Given that Python tends to produce fewer hallucinations when generated by LLMs I wonder if former Django developers using AI tools are secretly having a blast right now.

  • If Python produces less hallucinations it's not because of the syntax, it's because there's so much training data.

  • I think another ace up Django's sleeve is that it has had a remarkable stable API for a long time with very few breaking changes, so almost all blogposts about Django that the LLM has gobbled up will still be mostly correct whether they are a year or a decade old.
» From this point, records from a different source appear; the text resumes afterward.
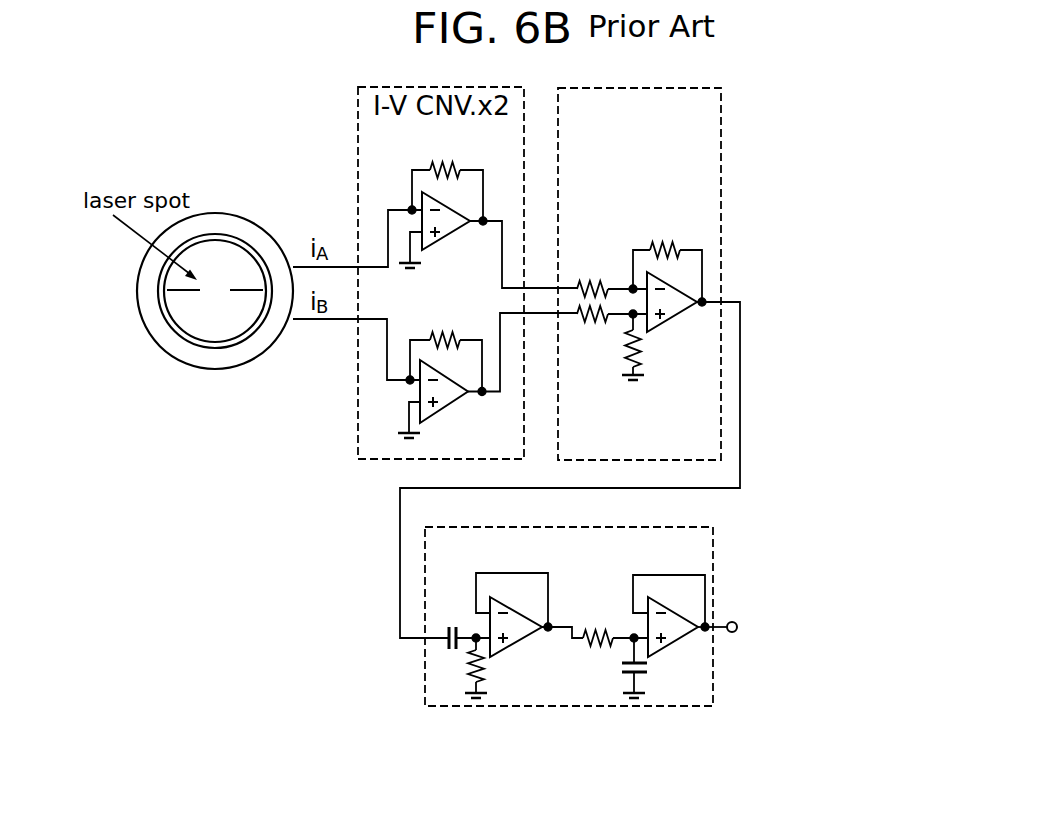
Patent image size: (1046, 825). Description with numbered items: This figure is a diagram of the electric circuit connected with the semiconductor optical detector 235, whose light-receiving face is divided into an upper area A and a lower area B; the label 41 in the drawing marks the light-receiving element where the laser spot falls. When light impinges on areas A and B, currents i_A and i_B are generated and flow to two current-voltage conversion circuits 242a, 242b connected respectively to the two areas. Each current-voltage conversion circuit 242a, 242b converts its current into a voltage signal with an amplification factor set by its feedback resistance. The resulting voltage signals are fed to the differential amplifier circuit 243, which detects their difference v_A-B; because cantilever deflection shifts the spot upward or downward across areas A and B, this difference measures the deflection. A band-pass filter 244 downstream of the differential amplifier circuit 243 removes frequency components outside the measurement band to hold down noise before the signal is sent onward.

The optical detector 235 is at (232, 213).
The light receiving element (divided photodetector surface) 41 is at (200, 302).
The current-voltage conversion circuit 242a is at (405, 147).
The current-voltage conversion circuit 242b is at (377, 407).
The differential amplifier circuit 243 is at (712, 268).
The band-pass filter 244 is at (710, 558).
    I get remarkably good and correct LLM output for Django projects compared to what I get in project with more fast moving and frequently API breaking frameworks.

  • Whenever I saw people complain about LLMs writing code, I never really understood why they were so adamant that it just didn’t work at all for them. The moment I did try to use LLMs outside of Django, it became clear that some frameworks are just much easier to work with LLMs than others. I immediately understood their frustrations.

  • What a lot of people don’t know is that SWE-bench is over 50% Django code, so all of the top labs hyper optimize to perform well on it.

[flagged]

  • We don't need to bring this kind of thing up. We're not school children and most of us are technology professionals, so the meaning is clear.

    These guidelines are relevant here:

    Eschew flamebait. Avoid generic tangents. Omit internet tropes.

    Please don't pick the most provocative thing in an article or post to complain about in the thread. Find something interesting to respond to instead.

    Please don't complain about tangential annoyances—e.g. ... name collisions ... . They're too common to be interesting.

    https://news.ycombinator.com/newsguidelines.html

  • Well, https://en.wikipedia.org/wiki/Nonce_word

    It makes me sad when a secondary meaning, which does not even overcome the main meaning in usage, becomes an obstacle for the normal use of a word. It's like seeing a rainbow as a sexualized symbol not fit for children, because it also happens to be used by LGBTQ+ community. (BTW, since you're a Brit: did people stop using the word "fag" to refer to a cigarette?)

    • Yes, words have multiple meanings - but only some words are apparently worthy of censorship - which is my point.

      > did people stop using the word "fag" to refer to a cigarette?

      Yes, seems so. I've not heard that in at least a decade

    • I mean, it is sad. But unfortunately that is what happened with "master", "slave", "whitelist", and "blacklist". No reasonable person construed these as offensive or having any implications about the wider world. But there are people in our profession who are determined to take offense where none is given, and unfortunately they got their way.